Prolonged NMDAR activation can also regulate GABABR trafficking by increasing their internalization and degradation (Benke et al., 2012, Maier et al., 2010). This reduction in surface GABABR numbers was unexpected and raised the question as to what homeostatic mechanisms exist to ensure the long-term stability of excitatory transmission, without ensuing excitotoxicity. For example, could inhibition be differentially affected by physiological activation of NMDARs at excitatory synapses? Furthermore, can mobile cell surface inhibitory receptors regulate synaptic transmission (Choquet and Triller, 2013)? In this context, diffusing presynaptic GABABRs could limit the release of glutamate, especially during ischemia (Cimarosti et al., 2009) and excitotoxicity (Benke, 2013).
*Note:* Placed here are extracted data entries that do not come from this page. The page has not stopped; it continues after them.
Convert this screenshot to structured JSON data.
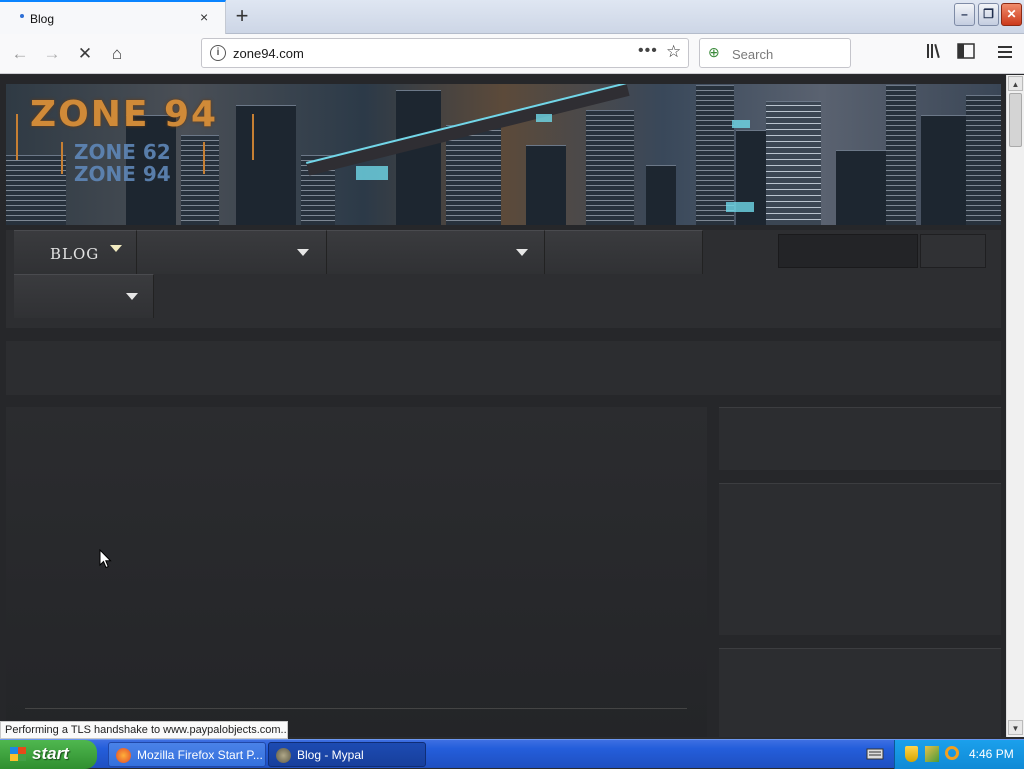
{
  "browser": {
    "tab": {
      "title": "Blog",
      "close": "×"
    },
    "new_tab": "+",
    "window_controls": {
      "minimize": "–",
      "restore": "❐",
      "close": "✕"
    },
    "nav": {
      "back": "←",
      "forward": "→",
      "stop": "✕",
      "home": "⌂"
    },
    "url": "zone94.com",
    "url_actions": {
      "more": "•••",
      "bookmark": "☆"
    },
    "search": {
      "placeholder": "Search"
    },
    "toolbar_icons": {
      "library": "library-icon",
      "sidebar": "sidebar-icon",
      "menu": "hamburger-menu-icon"
    }
  },
  "site": {
    "logo": {
      "main": "ZONE 94",
      "sub1": "ZONE 62",
      "sub2": "ZONE 94"
    },
    "menu": {
      "items": [
        {
          "label": "BLOG"
        },
        {
          "label": ""
        },
        {
          "label": ""
        },
        {
          "label": ""
        },
        {
          "label": ""
        }
      ]
    }
  },
  "status_text": "Performing a TLS handshake to www.paypalobjects.com...",
  "taskbar": {
    "start": "start",
    "tasks": [
      {
        "label": "Mozilla Firefox Start P..."
      },
      {
        "label": "Blog - Mypal"
      }
    ],
    "clock": "4:46 PM"
  },
  "colors": {
    "accent": "#0a84ff",
    "logo_orange": "#d08a38",
    "page_bg": "#26272a"
  }
}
Although the lateral mobility of several receptors in the postsynaptic density has been characterized (Bürli et al., 2010, Choquet and Triller, 2013, Fernandes et al., 2010, Jaskolski and Henley, 2009, Ladépêche et al., 2014), little is known about the presynaptic lateral mobility of GABABRs around axonal membrane compartments (Ladepeche et al., 2013, Mikasova et al., 2008).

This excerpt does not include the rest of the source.